Wednesday, September 1, 2010

Life is Good...Even in Traffic

I first became aware of Life is Good as something on a t-shirt we weren't exactly meant to have.

My daugther borrowed it from her cousin during a sleepover. (No matter how much she packs for a sleepover, she invariably comes back wearing some garment from her hostess and leaving some of hers behind.) Anyway, it was a soft cotton t-shirt, light blue, with a cartoon-like drawing of a smiling face (not the classic yellow smiley face but another kind of face, one with an open-teeth smile and wearing a beret) and the words Life Is Good printed underneath the image, in type that seemed to be dancing.

It soon became my daughter's favorite t-shirt, what with the color, the soft cotton and the fun, happy, easy-on-the-eye image. Being that her cousin is family, I let it slide that my daughter sort of "forgot" to ever return the shirt, and just wore it thin. (I owe you one, dear niece.)

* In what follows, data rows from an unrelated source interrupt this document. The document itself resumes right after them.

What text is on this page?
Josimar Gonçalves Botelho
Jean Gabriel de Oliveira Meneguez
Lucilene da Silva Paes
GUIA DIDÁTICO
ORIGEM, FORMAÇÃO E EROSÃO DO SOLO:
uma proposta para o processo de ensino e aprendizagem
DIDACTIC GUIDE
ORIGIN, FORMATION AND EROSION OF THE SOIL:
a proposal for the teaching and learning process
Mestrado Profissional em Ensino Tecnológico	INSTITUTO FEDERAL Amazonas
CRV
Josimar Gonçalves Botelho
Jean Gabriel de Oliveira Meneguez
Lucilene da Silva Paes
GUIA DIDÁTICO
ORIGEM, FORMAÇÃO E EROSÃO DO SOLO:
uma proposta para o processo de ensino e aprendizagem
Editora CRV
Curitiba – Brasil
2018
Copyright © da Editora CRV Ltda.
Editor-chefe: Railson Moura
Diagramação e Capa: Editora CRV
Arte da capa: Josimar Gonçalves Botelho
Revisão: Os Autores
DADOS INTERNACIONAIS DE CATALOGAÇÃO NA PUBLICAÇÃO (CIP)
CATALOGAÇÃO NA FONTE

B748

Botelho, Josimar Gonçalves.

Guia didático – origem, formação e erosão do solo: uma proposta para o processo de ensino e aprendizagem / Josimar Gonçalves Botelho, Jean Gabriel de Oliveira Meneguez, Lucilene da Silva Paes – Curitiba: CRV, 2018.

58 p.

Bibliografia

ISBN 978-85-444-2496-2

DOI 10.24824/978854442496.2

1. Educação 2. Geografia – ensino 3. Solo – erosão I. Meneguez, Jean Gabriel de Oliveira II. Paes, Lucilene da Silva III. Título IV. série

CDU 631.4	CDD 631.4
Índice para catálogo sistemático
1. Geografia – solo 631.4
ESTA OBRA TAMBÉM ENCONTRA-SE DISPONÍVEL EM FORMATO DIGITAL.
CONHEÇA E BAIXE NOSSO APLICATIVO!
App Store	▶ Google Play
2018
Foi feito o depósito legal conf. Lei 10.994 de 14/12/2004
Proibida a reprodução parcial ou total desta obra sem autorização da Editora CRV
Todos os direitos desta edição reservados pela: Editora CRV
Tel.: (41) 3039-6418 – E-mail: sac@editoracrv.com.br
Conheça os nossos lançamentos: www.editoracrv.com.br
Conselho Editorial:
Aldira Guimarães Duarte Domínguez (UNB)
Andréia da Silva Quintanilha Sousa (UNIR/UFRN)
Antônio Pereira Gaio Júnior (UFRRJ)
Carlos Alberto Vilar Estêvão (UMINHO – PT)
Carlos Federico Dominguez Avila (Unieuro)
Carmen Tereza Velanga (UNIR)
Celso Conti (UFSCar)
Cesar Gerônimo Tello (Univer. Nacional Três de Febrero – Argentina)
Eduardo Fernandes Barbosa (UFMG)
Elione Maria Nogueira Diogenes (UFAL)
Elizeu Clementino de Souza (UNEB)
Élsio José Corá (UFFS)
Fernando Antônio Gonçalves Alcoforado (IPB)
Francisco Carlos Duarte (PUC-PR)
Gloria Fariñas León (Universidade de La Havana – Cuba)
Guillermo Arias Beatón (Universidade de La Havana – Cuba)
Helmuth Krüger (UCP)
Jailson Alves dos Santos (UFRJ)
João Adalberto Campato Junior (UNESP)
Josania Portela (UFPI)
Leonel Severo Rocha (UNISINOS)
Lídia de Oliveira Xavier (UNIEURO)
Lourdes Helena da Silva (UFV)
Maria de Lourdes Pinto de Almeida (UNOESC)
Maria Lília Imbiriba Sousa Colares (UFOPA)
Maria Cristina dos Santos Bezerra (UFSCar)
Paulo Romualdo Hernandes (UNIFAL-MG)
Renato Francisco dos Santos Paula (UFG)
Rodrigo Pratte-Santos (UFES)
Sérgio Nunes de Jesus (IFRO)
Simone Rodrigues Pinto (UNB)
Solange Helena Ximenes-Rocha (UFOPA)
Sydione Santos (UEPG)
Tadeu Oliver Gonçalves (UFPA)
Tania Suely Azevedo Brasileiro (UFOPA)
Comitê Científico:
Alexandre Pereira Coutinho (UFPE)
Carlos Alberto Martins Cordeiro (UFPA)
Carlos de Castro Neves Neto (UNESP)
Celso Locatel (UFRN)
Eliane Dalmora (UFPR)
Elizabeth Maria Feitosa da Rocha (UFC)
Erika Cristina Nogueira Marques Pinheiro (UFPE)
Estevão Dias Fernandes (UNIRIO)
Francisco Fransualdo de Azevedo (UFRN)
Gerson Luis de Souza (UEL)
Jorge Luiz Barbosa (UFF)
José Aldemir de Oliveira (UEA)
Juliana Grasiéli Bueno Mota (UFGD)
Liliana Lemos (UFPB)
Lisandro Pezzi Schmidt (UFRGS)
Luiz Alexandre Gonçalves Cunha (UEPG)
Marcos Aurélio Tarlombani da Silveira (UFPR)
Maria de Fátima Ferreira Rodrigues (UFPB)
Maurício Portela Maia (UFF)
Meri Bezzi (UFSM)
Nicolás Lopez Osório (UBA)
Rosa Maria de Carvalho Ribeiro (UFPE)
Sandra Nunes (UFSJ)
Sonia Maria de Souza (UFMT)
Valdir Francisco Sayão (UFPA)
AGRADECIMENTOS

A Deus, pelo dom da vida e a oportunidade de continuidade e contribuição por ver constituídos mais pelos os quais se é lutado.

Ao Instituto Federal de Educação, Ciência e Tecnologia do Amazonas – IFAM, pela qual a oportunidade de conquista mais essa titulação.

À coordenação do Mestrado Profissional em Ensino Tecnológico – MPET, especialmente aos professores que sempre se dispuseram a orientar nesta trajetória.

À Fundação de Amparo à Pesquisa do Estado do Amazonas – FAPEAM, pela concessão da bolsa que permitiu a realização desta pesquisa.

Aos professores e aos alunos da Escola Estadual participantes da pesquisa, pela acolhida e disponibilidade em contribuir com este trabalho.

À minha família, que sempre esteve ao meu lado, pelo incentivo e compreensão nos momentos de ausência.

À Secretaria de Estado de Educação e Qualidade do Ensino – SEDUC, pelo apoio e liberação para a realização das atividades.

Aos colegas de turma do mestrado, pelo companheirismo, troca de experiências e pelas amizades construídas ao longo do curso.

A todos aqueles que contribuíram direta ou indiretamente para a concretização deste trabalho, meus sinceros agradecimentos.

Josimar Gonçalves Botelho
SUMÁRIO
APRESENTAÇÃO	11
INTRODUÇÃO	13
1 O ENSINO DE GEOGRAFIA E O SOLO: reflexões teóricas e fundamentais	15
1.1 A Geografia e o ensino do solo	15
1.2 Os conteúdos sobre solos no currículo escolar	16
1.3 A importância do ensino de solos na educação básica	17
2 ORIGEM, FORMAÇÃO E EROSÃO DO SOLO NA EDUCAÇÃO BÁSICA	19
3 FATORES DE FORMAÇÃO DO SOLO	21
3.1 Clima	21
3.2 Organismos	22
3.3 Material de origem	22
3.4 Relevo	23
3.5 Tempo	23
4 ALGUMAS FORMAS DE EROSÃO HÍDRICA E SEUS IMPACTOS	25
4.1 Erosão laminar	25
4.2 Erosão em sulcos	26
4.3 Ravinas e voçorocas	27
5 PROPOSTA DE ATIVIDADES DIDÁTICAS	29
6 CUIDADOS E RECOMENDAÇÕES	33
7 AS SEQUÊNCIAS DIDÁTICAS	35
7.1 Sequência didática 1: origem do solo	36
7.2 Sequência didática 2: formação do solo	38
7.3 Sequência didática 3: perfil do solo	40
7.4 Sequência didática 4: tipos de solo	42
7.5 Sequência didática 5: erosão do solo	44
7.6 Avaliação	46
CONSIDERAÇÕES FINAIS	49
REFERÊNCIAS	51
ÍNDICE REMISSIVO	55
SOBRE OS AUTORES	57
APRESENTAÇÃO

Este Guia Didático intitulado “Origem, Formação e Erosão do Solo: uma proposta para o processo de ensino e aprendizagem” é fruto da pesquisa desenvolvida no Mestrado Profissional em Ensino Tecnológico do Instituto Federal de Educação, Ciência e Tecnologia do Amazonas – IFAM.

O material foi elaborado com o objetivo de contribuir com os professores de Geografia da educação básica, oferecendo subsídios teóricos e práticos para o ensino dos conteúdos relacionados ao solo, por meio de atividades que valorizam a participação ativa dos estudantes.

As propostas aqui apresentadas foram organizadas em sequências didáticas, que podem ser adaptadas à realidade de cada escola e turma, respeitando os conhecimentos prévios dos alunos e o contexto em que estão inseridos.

A few weeks later, shopping in TJ Maxx, I saw this same logo printed on some canvas bags, good for carrying books or beachwear. It struck me that this logo was kind of simpatico. Happy, but without hitting you on the head with it. December came around, and while browsing through the hodge-podge of kids' clothing at Marshall's, a long-sleeve t-shirt with the logo randomly appeared. Hmm, this logo sure reproduces, I thought.

Most recently, I saw it in the most unlikely place. Driving to work in the morning, I'm staring at the cars in front of me, and an SUV, the kind with the spare tire hitched on the back door, had the logo on the spare tire cover. So it's official: Life is Good is going to keep popping up in my life. What is this thing?

The way the story goes, the logo is the creation of two brothers from Boston, Bert and John Jacobs, who unsuccessfully sold t-shirts for five years, until one happy day, for a street fair in Cambridge, they printed a set of t-shirts with the ever-happy face of a stick figure called Jake. They sold all 48 t-shirts that day and the rest is history. Their logo expanded into different variations of the same optimistic theme, and got imprinted on every kind of merchandise, hence the tire cover with the t-shirt logo. A Google review shows that they now sell millions, both online ( and in stores, including their own dedicated stores, which operate under franchise agreements. (None in Miami, though.) The company's web site is all about the good stuff, such as being green, donating to charity and holding community festivals. Life indeed is good for the Jacobs brothers.

How does something so simple generate such a merchandise empire? Beats me. But according to their story, they always felt that life is good, even when they weren't a huge success. One has to imagine that they also worked like dogs. Having lived in the Boston and Cambridge for 11 years, I can almost see them at it with conviction and perseverance, as those cities seem to engender the unrelenting kind.

But what I really like about this brand, so far, is that big as it seems to be, it has sort of sneaked on me, subtly, in unexpected places. I don't see ads for it in fashion magazines. In fact, I don't run into any promotional materia for it anywhere, I've just run into the actual merchandise. There is something fresh and organic about that.

So maybe I should heed the message and pass it along: Life is Good. And may we all end up with such happy stories as the Jake brothers.